Kutsal Emanetleri ve Sancak-ı Şerifi taşıyarak özel daireye (Meclis’e) gidilecektir. Özel daireye girilmeden önce bir dua okunarak, kurbanlar kesilecektir. Bu törende camiden başlayarak özel daireye kadar askerî birlikler ile özel düzenlemeyi Kolordu Kumandanlığı yapacaktır.
3- Adı geçen günün kutsallığını bir kere daha arttırmak için bu günden vilâyet merkezinde Vali Beyefendi hazretlerinin düzenlemesiyle hatim ve Kur’an okunacak ve hatimin son bölümü Cuma günü namazdan sonra özel dairenin önünde tamamlanacaktır.
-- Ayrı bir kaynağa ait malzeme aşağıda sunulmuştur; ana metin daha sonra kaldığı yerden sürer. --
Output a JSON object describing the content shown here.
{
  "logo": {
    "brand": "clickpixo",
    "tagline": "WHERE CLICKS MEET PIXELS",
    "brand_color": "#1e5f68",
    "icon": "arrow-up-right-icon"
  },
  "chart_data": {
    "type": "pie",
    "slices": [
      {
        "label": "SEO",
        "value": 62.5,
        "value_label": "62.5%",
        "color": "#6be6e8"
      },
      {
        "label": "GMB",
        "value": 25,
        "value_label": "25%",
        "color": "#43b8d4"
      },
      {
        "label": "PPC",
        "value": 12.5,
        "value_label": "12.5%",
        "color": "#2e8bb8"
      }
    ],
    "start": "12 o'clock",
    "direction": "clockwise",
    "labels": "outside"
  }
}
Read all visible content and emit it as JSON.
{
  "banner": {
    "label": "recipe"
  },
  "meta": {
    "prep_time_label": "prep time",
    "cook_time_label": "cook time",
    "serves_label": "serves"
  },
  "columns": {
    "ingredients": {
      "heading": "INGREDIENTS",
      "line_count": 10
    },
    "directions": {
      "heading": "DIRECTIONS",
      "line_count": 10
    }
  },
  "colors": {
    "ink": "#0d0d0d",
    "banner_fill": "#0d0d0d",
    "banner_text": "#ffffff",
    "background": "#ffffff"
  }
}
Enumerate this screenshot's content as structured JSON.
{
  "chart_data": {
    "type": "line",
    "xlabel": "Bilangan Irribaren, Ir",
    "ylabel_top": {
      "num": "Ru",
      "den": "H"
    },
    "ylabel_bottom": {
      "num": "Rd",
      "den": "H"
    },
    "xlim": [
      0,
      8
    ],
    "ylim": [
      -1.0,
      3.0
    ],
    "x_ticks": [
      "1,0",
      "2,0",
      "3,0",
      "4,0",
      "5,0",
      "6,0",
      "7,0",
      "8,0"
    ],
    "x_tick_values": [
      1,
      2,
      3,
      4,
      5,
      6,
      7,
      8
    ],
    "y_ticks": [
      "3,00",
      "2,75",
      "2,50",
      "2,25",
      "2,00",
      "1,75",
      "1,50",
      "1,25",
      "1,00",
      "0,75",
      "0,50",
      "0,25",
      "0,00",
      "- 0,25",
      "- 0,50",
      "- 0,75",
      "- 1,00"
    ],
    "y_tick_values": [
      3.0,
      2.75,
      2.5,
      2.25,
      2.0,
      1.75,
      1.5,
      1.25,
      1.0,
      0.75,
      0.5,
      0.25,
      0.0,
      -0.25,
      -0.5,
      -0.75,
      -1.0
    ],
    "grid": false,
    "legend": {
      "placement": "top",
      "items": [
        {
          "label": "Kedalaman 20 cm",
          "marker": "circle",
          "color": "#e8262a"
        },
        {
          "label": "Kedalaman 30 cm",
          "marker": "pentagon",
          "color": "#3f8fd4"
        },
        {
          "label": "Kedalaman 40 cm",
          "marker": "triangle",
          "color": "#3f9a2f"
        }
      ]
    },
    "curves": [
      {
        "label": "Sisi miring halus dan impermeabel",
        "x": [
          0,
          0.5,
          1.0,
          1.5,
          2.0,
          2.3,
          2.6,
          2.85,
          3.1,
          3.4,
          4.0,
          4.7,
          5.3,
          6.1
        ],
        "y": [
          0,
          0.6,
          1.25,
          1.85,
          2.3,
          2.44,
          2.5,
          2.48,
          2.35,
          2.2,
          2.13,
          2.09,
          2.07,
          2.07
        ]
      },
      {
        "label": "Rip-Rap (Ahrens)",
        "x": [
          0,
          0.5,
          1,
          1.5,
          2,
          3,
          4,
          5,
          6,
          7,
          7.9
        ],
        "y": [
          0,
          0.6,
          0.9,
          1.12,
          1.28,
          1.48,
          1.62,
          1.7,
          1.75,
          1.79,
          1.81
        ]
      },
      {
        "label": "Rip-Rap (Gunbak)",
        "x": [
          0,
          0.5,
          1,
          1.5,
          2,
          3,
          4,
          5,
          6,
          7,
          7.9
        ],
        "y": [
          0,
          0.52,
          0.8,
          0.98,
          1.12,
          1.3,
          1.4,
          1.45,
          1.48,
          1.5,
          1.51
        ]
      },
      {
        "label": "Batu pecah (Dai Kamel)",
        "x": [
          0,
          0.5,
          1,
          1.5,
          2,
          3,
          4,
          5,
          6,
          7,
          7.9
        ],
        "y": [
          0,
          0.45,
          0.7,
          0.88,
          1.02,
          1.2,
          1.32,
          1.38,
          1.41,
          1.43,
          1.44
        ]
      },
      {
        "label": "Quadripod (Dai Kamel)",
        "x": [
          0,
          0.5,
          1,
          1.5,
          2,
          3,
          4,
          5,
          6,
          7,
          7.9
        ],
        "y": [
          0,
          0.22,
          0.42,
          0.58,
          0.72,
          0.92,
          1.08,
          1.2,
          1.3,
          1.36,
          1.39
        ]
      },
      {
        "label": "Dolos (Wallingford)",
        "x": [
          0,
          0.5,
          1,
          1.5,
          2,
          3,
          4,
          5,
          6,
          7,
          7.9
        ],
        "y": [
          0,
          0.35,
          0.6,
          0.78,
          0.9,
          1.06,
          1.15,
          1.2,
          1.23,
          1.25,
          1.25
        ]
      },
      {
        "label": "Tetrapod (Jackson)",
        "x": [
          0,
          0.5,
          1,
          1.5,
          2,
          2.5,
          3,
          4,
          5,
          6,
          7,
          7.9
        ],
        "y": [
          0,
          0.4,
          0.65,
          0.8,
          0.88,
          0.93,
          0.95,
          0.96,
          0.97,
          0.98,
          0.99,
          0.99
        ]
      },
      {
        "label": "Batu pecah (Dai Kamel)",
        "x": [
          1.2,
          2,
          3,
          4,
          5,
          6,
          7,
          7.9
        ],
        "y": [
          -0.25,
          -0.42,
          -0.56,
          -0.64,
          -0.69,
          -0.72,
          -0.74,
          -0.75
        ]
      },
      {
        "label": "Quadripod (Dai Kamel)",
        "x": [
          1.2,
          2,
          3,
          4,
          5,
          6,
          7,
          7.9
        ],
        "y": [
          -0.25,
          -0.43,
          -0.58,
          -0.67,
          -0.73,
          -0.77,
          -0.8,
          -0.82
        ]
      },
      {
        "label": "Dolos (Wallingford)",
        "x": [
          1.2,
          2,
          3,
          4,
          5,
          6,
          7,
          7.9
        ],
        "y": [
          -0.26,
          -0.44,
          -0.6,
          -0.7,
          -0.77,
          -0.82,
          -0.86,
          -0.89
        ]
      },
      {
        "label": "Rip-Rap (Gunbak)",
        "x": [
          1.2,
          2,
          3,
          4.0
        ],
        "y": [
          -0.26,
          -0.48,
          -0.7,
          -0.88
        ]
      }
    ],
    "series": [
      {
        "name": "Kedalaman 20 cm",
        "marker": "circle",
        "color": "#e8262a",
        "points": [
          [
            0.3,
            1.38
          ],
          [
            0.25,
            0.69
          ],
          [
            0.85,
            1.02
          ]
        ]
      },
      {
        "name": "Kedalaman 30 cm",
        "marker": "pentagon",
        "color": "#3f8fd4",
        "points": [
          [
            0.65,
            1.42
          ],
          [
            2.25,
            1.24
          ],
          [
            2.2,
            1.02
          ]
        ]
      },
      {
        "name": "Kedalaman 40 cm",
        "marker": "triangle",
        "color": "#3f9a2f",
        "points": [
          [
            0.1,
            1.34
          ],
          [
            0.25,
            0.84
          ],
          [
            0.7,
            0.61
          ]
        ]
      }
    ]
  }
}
4- Kutsal ve yaralı vatanımızın her köşesinde bugünden Kur’an ve hatim okutulmaya başlanacak, Cuma günü ezandan evvel minarelerde Salavât-ı Şerife getirilecek ve hutbe sırasında Halîfemiz Padişahımız efendimiz hazretlerinin namları zikredilirken Padişahımızın ve bütün ülkenin bir an önce kurtuluşa ve esenliğe kavuşmaları duası ilave edilerek okunacaktır. Cuma namazının kılınmasından sonra da Kur’an okunacak ve Yüce Hilâfet ve Saltanat makamının ve vatanın bütün parçalarının kurtuluşu amacıyla oluşturulan millî çalışmaların önem ve kutsallığı ve milletin her ferdinin kendi vekillerinden meydana gelen bu Büyük Millet Meclisi’ne tevdi edeceği vatanî görevi yerine getirme zorunluluğu hakkında vaazlar yapılacaktır. Bundan sonra, Halîfe ve Padişahımız’ın, din ve devletimizin, vatan ve milletimizin kurtuluşu, selâmeti ve istiklâli için dua edilecektir. Bu dinî ve vatanî törenin yerine getirilmesinden ve camilerden çıkıldıktan sonra Osmanlı Ülkesinin her tarafından, hükümet makamına gelinerek Meclis’in açılmasından dolayı resmî kutlamalar yapılacaktır. Her tarafta Cuma namazından önce uygun suretle mevlidî şerif okunacaktır.
5- Bu bildirinin hemen yayımı için her araca baş vurulacak ve acele en ücra köylere, en küçük askerî birliklere, ülkenin bütün teşkilatlarına ve kurumlarına tebliğ edilmesi sağlanacaktır. Ayrıca, büyük levhalar halinde her yere asılacak ve mümkünse yerel baskı ve çoğaltılarak parasız dağıtılacaktır.
6- Yüce Allah’tan tam başarı için dua olunur.